Başımı hayır anlamında salladım. "Eğer olsaydı umut denen şey, bize de gösterirdi yüzünü."dedim. Sözlerim karşısında hafifçe tebessüm etti Merih, sanki çok komik bir şey söylemişim gibi.

"Umut bana her gözlerimi açıp kapattığımda kendini gösteriyor zaten."diye yanıt verdi.

"Nasıl?"

Güldü, öyle güzel güldü ki hala akmaya devam eden gözyaşlarım bile gülümsedi ona.

"İşte,"dedi hala gülmeye devam ederken. "Umut, tam karşımda bana bakıyor."

Çok sonradan fark ettiğim sözleriyle umut denen kelimeyle beni kast eden Merihe bende gülümsedim.

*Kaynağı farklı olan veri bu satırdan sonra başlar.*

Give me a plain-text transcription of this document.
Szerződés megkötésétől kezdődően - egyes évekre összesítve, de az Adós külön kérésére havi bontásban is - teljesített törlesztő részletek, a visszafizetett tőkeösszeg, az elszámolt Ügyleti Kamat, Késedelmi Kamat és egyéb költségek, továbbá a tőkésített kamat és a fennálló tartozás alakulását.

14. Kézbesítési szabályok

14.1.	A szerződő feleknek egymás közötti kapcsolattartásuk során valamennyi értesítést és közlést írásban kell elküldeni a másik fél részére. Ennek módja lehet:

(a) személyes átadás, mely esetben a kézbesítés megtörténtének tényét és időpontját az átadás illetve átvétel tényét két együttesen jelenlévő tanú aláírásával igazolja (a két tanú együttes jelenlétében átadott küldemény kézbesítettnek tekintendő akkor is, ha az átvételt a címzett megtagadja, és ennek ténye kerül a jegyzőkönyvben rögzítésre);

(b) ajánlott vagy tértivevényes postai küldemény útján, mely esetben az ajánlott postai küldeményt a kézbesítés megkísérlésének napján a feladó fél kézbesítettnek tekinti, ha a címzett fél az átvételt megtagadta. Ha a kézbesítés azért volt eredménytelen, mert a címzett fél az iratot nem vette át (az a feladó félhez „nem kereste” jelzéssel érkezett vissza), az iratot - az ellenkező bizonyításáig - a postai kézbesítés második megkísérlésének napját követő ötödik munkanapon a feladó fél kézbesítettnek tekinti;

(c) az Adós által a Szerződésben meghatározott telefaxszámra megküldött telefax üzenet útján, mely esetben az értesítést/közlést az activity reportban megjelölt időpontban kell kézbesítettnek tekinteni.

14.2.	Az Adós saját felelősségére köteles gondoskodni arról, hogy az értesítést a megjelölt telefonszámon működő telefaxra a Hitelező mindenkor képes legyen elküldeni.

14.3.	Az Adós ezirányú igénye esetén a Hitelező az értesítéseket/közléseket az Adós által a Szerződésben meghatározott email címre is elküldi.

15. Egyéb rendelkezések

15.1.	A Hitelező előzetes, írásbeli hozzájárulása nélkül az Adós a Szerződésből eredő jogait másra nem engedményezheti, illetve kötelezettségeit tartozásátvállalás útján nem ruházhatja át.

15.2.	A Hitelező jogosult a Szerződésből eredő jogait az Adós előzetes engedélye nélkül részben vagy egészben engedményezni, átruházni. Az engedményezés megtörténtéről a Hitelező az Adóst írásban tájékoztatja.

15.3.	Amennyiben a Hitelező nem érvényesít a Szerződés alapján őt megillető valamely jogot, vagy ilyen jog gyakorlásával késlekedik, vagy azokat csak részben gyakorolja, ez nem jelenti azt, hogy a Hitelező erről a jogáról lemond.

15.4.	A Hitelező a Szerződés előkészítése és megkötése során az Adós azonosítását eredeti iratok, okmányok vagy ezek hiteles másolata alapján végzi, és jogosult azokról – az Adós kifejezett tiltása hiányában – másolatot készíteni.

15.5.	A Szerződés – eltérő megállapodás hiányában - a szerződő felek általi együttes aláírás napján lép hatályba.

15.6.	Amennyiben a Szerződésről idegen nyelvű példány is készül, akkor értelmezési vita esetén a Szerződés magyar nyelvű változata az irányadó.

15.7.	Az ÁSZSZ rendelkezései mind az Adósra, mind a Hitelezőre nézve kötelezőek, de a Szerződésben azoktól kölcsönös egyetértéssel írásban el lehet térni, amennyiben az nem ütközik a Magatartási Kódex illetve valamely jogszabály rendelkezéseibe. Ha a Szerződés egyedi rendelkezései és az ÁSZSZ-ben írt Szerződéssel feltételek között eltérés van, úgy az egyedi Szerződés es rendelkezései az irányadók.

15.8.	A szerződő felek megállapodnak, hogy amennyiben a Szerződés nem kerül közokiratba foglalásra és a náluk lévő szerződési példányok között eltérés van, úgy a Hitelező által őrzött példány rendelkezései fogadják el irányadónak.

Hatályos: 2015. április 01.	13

"Bu durumdayken bile umudunu hiç kaybetmiyorsun."dedim tüm odağımı parlak kahvelerine verirken.

"Umudumu kaybetmiyorum çünkü her şeye rağmen yanımda sen varsın kız çocuğu, beni hiç mümkün olmayacak zamanlarda bile umudun varlığına inandırabilen sen."

Sözleri kalbime akıp orada bir ümit tomurcuğu açtırırken ellerimi sakallarında dolaştırdım bir süre. O kadar güzel duruyordu ki sevdiğimin adamın sakallarında can bulan kemikli parmaklarım, o an neden bunu daha önce yapmadığım ile ilgili kısa çaplı pişmanlıklar yaşadım.

Bir süre daha Merih'in sakallarında gezintiye çıkan parmaklarımı geri çekmek istediğimde Merih kavradığı elimle beni durdurdu.

Sıkıca kavradığı elimle hafifçe her ikimizi de ayağa kaldırdı ve aramızdaki tüm mesafeyi kapatarak yüzünü yüzüme yaklaştırdı.

"Daha iyi misin?"diye sordu az önceki halimi kast ederek. Sorusuna karşılık hafifçe başımı olumlu anlamda salladığımda avuç içleriyle yüzümü kavrayıp alnıma küçük bir öpücük bırakıp geri çekildi.

O yanımdayken nasıl iyi olmazdım ki?

*

Akşam yemeği için toplandığımız masanın etrafındayken, herkes hiç olmaması gerektiği kadar sessizdi bu akşam. Öyle ki neredeyse hiçbirimiz konuşmadığımız gibi masanın üzerindeki çeşitli yemeklere bile el sürmemiştik.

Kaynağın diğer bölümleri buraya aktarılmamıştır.